Goré Bi et sa concubine condamnés à de lourdes peines. (Ph: Dr)
Goré Bi et sa concubine condamnés à de lourdes peines. (Ph: Dr)
Goré Bi et sa concubine condamnés à de lourdes peines. (Ph: Dr)

Tonkpi/Gbatongouin : Le meurtrier de l’institutrice et de son fils condamné à la prison à perpétuité

Le 13/07/26 à 17:38
modifié 13/07/26 à 17:53
Près de trois ans après le crime qui a bouleversé Gbatongouin, dans la région du Tonkpi, la justice a rendu son verdict. Le 10 juillet 2026, le tribunal de Man a condamné Goré Bi Blah Mohamed à la prison à perpétuité pour le double assassinat de l’institutrice Kéké Loyoh Christelle Flavie et de son fils de 7 ans. Sa concubine, Tiémoko Christelle, poursuivie pour complicité, a été condamnée à cinq ans d’emprisonnement.

Le 20 novembre 2023, les populations de Gbatongouin s’étaient réveillées après une macabre découverte. L’institutrice et son jeune fils avaient été retrouvés égorgés à leur domicile, un crime qui avait suscité une vive émotion dans toute la Côte d’Ivoire.

Au cours des débats, Goré Bi est revenu sur les faits avant d’adresser un message de repentir. « Je demande pardon à toute la Côte d’Ivoire, au corps enseignant et à tous ceux que j’ai déçus », a-t-il déclaré devant le tribunal.

Sa concubine, Tiémoko Christelle, a également imploré la clémence de la justice. En larmes, elle a demandé « une seconde chance » afin de pouvoir s’occuper de l’enfant qu’elle a mis au monde pendant sa détention. « Donnez-moi une seconde chance pour m’occuper de mon enfant, que j’ai eu en prison et qui ne me connaît pas », a-t-elle plaidé.

La défense de Goré Bi a tenté de convaincre le tribunal que son client souffrait de troubles psychiatriques. Son avocat a soutenu qu’un médecin lui avait diagnostiqué, en 2021, une maladie mentale ayant nécessité deux années de traitement. Il a également évoqué une consommation d’alcool et de stupéfiants, estimant que son client ne disposait pas de toutes ses facultés mentales. « Tout ce qui vous semble logique, moi, j’en doute », a insisté le conseil, avant de demander au tribunal de tenir compte de cette situation.
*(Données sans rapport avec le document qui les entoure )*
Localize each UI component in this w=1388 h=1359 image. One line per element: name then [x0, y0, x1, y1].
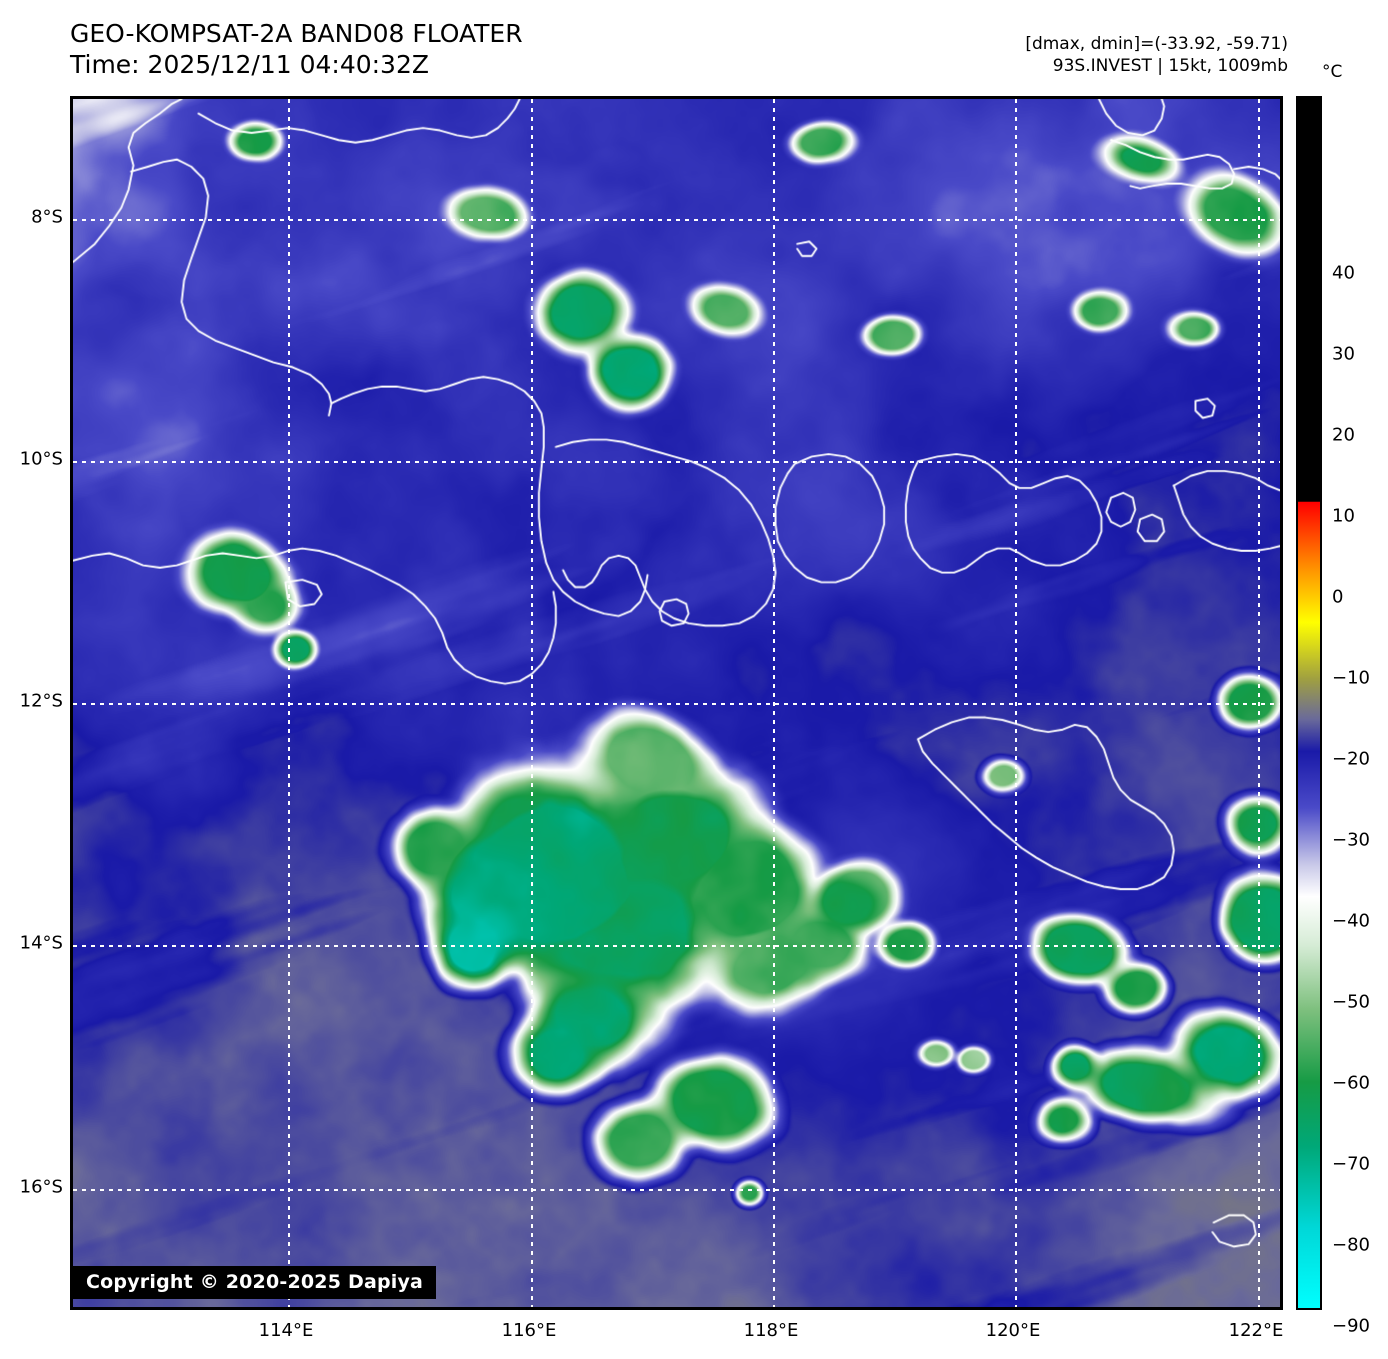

L’avocat a également sollicité l’indulgence de la juridiction envers le couple, rappelant que leur unique enfant est né en prison. « Permettez-leur d’être libres pour s’en occuper », a-t-il plaidé.

Le ministère public, de son côté, a retenu la gravité exceptionnelle des faits. Si le procureur avait requis la prison à perpétuité contre Goré Bi et vingt ans d’emprisonnement contre sa concubine, le tribunal a finalement condamné cette dernière à cinq ans d’emprisonnement.